How the HIPAA Safe Harbor Bill Supports Compliance

Healthcare providers are finding it difficult to defend their network perimeter and keeping cybercriminals at bay. Worse yet, some healthcare organizations have been penalized for breaking HIPAA rules even after they have implemented industry-standard best security practices.

They weren’t exactly fined for breaking HIPAA rules but for data breaches that they could do very little to avoid. Before moving on to the HIPAA Safe Harbor bill, let’s briefly take a look at what constitutes a breach, violation, and the current cybersecurity scenario in the U.S. healthcare industry.

Impermissible access, use, or disclosure of protected health information (PHI) is presumed to be a data breach unless the covered entity or business associate can prove that it is highly unlikely that their PHI has been compromised based on a risk assessment of at least the following factors:

  • The nature and extent of the PHI involved, including the types of identifiers and the likelihood of re-identification;

  • The unauthorized person who used the PHI or to whom the disclosure was made;

  • Whether the PHI was acquired or viewed; and

  • The extent to which the risk to the PHI has been mitigated.

On the other hand, a HIPAA violation occurs when a covered entity or business associates fail to comply with one or more provisions of the HIPAA Privacy, Security, or Breach Notification Rule.

That said, the Office for Civil Rights, known as the OCR, has the discretion to waive a financial penalty in the case of an unknown violation, where the covered entity could not have done anything to avoid the data breach. However, the penalty cannot be waived if the covered entity does not comply with the HIPAA Privacy, Security, and Breach Notification Rules.

Assuming that an entity has been fully compliant with the HIPAA rules and followed industry-standard security practices, it may seem unreasonable to penalize an entity. However, in light of the recent data breaches stemming from cybersecurity incidents, many organizations have been fined for unavoidable and highly sophisticated cybersecurity incidents.

It seemed unfair that the OCR had the authority to penalize these organizations despite enforcing the best security practices.

However, cyberattacks have increased their frequency of attacks, targeting the healthcare industry for highly enriched information. Meanwhile, healthcare accounted for 79% of all reported data breaches in the first ten months of 2020. What’s more, cyberattacks targeting the healthcare sector have increased by 45% since November 2020.

Truly terrifying indeed. What can cover entities and business associates do except pay fines for breaches they cannot really avoid.

But finally, there’s something to look forward to. In the midst of all the chaos, President Trump officially signed the HIPAA Safe Harbor (H.R. 7898) bill into law on January 5, 2021. Amending the HITECH Act, the bill now requires the Department of Health and Human Services (HHS) to reward organizations for following industry-standard cybersecurity practices for complying with HIPAA.

This is indeed splendid news for organizations in the healthcare industry that have been victimized by cybersecurity incidents. It is one of many recent initiatives aimed at promoting cybersecurity in healthcare. The system of incentives serves as a motivation for healthcare organizations to spend more on cybersecurity. In short, healthcare providers can expect incentives if they follow industry-standard security practices through reduced fines and the extent of an audit.

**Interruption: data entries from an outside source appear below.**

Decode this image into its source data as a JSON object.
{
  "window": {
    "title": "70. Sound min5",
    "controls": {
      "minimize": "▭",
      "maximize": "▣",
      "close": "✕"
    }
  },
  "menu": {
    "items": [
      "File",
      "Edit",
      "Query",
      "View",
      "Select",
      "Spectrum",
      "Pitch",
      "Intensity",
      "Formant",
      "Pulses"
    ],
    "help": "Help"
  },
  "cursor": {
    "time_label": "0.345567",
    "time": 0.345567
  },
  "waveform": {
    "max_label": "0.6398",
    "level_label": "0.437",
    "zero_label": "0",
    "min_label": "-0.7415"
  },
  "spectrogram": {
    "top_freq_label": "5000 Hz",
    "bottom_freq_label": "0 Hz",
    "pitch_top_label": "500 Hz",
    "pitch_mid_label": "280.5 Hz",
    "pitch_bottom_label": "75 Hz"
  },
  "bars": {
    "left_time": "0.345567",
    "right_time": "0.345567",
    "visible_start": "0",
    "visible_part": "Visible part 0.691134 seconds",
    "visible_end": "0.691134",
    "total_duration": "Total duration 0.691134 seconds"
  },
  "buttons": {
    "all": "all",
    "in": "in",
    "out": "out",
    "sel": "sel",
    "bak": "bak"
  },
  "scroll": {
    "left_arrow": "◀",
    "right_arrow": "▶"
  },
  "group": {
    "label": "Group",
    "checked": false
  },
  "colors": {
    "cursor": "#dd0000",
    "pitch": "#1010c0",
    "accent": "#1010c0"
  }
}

There are three major changes that the HIPAA Safe Harbor bill will bring into effect:

First, the HHS must take into account the security practices followed by an organization in the past twelve months before issuing fines and disciplinary actions. Furthermore, the HHS has to consider cybersecurity when calculating fines related to security incidents.

Second, the HHS is required to decrease the length and extent of an audit when an impacted organization meets industry-standard best-practice security standards.

Third, the HHS will also not have the authority to increase fines or the extent of an investigation, when an organization is found to be out of compliance with the recognized security standards, such as NIST guidelines or the Cybersecurity Act of 2015.

Instead, compliance will now be reviewed by assessing the covered entities and business associates’ consistency with the HIPAA Security Rule. The bill also encourages providers to immediately put a security plan into action after conducting a security risk assessment with proper documentation. Conducting these security risk assessments can be easily streamlined using HIPAA compliance software.

One more pressing concern is the lack of cybersecurity education as part of the HIPAA Security training. Albeit many organizations are still failing to provide adequate and sufficient HIPAA training to their employees, it should be noted that cybersecurity will only become more vital in the coming days.

Nevertheless, the overbearing standards of HIPAA can sometimes be arduous to comply with. And that is why the HIPAA Safe Harbor bill came into effect just at the right time. It is of course ideal to follow the new HIPAA Safe Harbor bill not because it gives providers the chance to defend against massive fines but also because the probability of damaging cyberattacks and ransomware will likely reduce.